Estado de defesa: Essa situação só pode ser acionada pelo presidente da República, por até 30 dias, prorrogáveis apenas por uma vez, quando a paz do Estado está ameaçada por problemas institucionais ou desastres, naturais ou não.

Estado de sítio: A forma mais radical das situações excepcionais só pode ser decretada pelo presidente da República em três casos: ineficácia do estado de defesa, guerras e comoção grave de repercussão nacional, podendo durar apenas 30 dias e só prorrogáveis em casos de conflito armado contra forças internacionais. Nessa situação, podem estar incluídas a suspensão dos poderes Legislativo e Judiciário, de direitos civis, como sigilo, reuniões, liberdade de ir e vir, e da liberdade de imprensa.

Situação atual não justifica estado de emergência

Para especialistas ouvidos pelo UOL, a atual situação no país não justifica a decretação de um estado de emergência.

O advogado Renato Ribeiro de Almeida, sócio da Ribeiro de Almeida & Advogados Associados, diz que o Brasil passa por uma situação causada por um fato internacional, a guerra na Ucrânia, que elevou os preços das commodities, como petróleo.

Isso encareceu os combustíveis no Brasil, mas por causa da política de preços da Petrobras, já que o país é quase autossuficiente em petróleo.

Essas duas circunstâncias, embora sensíveis para a economia brasileira, não se confundem com estado de emergência ou de calamidade. Estamos muito distantes dessa situação. Não tivemos desastre natural, não estamos em guerra. Então, não há razão para termos estado de emergência nem de calamidade.
Renato Ribeiro de Almeida

PEC para benefício a caminhoneiros não tem base

A decisão de dar o auxílio-caminhoneiro com mudança na Constituição está tecnicamente errada, diz a advogada especialista em direito político e eleitoral, Fátima Cristina Pires Miranda, sócia do escritório Vilela, Miranda e Aguiar Fernandes Advogados, e membro titular da Academia Brasileira de Direito Eleitoral e Político (Abradep) e do Instituto de Direito Político e Eleitoral (IDPE).
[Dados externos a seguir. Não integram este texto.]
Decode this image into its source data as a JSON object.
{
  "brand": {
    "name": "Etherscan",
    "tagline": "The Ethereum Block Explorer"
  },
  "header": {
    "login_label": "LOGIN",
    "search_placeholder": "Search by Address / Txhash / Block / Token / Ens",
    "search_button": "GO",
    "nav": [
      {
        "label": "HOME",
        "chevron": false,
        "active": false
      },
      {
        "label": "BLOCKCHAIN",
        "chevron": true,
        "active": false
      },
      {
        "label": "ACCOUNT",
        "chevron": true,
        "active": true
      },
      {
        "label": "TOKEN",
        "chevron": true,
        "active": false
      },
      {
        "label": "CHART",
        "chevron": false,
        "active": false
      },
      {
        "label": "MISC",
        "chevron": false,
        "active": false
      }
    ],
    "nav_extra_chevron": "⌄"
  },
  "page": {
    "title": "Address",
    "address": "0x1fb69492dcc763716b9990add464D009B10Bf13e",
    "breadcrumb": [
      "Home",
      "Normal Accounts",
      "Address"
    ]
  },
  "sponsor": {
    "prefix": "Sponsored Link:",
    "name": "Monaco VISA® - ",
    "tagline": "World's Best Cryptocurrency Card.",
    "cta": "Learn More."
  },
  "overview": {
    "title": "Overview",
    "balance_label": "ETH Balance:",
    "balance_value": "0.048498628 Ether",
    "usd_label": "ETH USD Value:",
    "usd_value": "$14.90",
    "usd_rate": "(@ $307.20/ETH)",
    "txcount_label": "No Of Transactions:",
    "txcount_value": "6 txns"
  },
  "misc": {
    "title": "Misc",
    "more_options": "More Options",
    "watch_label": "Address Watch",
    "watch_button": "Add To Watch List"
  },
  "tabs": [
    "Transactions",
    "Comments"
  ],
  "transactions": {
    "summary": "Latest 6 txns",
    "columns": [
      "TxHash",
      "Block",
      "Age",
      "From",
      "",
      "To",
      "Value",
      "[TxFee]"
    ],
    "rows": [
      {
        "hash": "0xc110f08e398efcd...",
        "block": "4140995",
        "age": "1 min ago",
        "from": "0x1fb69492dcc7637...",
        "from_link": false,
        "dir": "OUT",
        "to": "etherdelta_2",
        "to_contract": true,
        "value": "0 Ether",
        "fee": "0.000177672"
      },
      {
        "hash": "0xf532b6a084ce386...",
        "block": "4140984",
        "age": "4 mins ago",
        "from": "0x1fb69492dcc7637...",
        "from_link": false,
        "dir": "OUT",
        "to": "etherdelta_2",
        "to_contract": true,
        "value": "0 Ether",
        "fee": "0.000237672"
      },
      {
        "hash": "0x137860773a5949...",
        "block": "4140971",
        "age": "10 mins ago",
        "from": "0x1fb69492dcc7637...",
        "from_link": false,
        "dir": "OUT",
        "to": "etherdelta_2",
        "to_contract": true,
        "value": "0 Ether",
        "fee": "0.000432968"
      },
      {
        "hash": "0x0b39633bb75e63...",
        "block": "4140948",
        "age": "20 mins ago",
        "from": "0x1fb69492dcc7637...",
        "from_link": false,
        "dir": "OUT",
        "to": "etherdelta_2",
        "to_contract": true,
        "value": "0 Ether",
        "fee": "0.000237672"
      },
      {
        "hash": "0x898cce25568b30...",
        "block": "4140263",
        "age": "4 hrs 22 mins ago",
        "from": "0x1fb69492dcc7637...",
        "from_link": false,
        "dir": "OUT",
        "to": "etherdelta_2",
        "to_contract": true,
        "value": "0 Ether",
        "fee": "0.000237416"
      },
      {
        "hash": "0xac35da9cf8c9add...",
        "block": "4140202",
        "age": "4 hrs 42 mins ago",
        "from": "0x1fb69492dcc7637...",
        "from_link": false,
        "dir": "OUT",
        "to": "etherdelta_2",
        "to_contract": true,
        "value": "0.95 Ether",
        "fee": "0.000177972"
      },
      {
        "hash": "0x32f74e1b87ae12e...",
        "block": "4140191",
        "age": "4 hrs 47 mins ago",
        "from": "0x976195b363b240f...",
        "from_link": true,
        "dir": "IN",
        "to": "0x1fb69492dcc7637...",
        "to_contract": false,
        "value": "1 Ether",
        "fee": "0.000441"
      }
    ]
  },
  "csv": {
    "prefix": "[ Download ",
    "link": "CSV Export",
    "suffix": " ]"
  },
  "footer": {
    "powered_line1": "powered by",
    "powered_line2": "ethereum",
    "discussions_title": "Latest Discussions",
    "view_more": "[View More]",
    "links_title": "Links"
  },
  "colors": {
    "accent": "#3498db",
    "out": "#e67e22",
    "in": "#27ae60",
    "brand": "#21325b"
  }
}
Segundo ela, a Constituição deve conter princípios. Essa questão específica do benefício a uma categoria deveria estar em uma lei, a norma jurídica correta para tal previsão.

A iniciativa do governo federal indica clara intenção de burlar a lei eleitoral, o que é inadmissível.
Fátima Cristina Pires Miranda

Também para o advogado Alexandre Rollo, especialista em direito eleitoral e doutor pela Pontifícia Universidade Católica de São Paulo (PUC-SP), a criação do benefício por meio de PEC é questionável. "Criar um artigo novo na Constituição para burlar a legislação eleitoral é discutível na Justiça", diz Rollo.

Para o advogado Cristiano Vilela, sócio da firma Vilela, Miranda e Aguiar Fernandes Advogados, a instituição do auxílio-caminhoneiro por meio de PEC permite, em tese, ao governo driblar o impedimento da lei eleitoral, uma vez que o texto constitucional está acima da legislação sobre eleições.

Mas ele também pondera que alterar a Constituição não é o meio mais adequado para estabelecer benefícios pontuais, como o auxílio-caminhoneiro.